The company has said it had no indication products were contaminated or that they threatened patient safety.
After the FDA raised concerns early in 2022, Nephron voluntarily recalled a number of pharmaceutical products in May and June. But following the FDA’s October warning letters, the U.S. Department of Veterans Affairs told patients to stop using some of the drugs manufactured by Nephron.
In the Oct. 21 warning letter to Nephron, the FDA said, “Some of your corrective actions appear deficient.’’
Jeremy Kahn, a spokesman for the FDA, said he could not comment on where the agency’s inquiry into Nephron stands.
“We generally don’t talk and comment about ongoing compliance matters,’’ he said.
The FDA can send noncompliant companies to the U.S. Department of Justice for potential enforcement. In the Oct. 21 warning letter, the FDA said failure to comply “may result in action without further notice, including, without limitation, seizure and injunction.’’
While Nephron wasn’t saying much this week, the company has previously pledged to cooperate with federal agencies. It has also hired a chief quality officer.
“Nephron will work with the VA — in the same cooperative and collaborative manner it has worked with FDA this year — to resolve any outstanding matters or concerns the VA has,” Nephron said early this year in response to the VA’s action. “Our commitment to quality remains second to none because the lives of patients depend on the hard work of our team.”
One of the major issues Nephron has had to deal with is how it was compounding drugs, a process where drugs are blended and made into a product for specific medical uses, records show.
The process is not as tightly regulated by the FDA as other drug manufacturing. The agency said compounding drugs under unsanitary conditions can lead to “widespread patient harm,’’ particularly when the manufacturer engages in large-scale distribution, the agency says.
Nephron in 2020 was sued by a rival drug manufacturer — Nexus Pharmaceuticals — which claimed that the South Carolina company was making and selling unapproved new drugs under the guise of compounding. The resolution of the case was not known Friday.
Nephron has been a success story for Lexington County and for South Carolina.

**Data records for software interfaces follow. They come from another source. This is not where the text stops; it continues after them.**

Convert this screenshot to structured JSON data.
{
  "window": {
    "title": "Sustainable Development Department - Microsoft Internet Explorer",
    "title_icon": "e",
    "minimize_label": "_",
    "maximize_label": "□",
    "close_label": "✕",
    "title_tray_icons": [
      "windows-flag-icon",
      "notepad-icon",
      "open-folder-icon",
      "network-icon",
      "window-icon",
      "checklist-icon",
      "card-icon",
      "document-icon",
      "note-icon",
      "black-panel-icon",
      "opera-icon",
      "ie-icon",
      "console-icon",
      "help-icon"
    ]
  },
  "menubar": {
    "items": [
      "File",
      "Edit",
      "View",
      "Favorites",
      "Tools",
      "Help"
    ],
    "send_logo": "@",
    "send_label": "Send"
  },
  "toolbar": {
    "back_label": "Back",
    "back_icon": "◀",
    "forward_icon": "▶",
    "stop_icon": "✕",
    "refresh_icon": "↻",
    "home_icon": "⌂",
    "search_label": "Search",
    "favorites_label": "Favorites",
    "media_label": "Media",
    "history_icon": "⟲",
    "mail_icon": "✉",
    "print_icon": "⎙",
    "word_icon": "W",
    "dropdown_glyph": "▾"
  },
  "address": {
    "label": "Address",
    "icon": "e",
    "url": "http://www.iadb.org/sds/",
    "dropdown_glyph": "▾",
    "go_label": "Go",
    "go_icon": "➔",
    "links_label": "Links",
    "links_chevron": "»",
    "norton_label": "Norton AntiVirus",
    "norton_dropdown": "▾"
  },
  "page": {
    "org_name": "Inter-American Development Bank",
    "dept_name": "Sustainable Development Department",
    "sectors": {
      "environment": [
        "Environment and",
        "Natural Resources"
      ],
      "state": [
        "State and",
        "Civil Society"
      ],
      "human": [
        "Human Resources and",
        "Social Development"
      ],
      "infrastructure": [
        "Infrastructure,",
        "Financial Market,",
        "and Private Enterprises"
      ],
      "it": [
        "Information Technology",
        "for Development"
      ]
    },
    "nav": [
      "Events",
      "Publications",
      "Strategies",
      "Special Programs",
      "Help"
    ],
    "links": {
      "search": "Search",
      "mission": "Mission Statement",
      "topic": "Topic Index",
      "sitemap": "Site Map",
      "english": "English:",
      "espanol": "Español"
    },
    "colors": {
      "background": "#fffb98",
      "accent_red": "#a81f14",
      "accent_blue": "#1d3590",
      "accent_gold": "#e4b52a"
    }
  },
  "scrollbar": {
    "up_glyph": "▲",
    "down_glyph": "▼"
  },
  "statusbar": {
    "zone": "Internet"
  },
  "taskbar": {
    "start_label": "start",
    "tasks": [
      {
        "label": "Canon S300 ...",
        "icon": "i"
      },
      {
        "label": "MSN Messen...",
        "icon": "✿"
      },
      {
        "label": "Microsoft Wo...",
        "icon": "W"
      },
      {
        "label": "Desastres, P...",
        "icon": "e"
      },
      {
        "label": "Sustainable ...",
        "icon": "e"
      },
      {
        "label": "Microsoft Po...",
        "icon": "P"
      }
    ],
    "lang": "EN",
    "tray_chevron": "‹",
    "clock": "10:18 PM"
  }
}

Headed by University of South Carolina graduate Lou Kennedy, Nephron has expanded since it first opened in 2014 and added more jobs. The company’s growth and its role as a major employer has been particularly popular with politicians.
Then-education Secretary Betsy DeVos visited Nephron in 2019, and Kennedy was invited to the White House to meet with then-president Donald Trump later that year. Top company officials have also supported former S.C. Gov. Nikki Haley, now a Republican candidate for president.
“This great company continues to show that we have the talent and the ability to do anything we put our minds to, right here in South Carolina,’’ Gov. Henry McMaster said in a 2021 news release about company expansion plans.
McMaster’s office did not respond to requests for comments Thursday or Friday.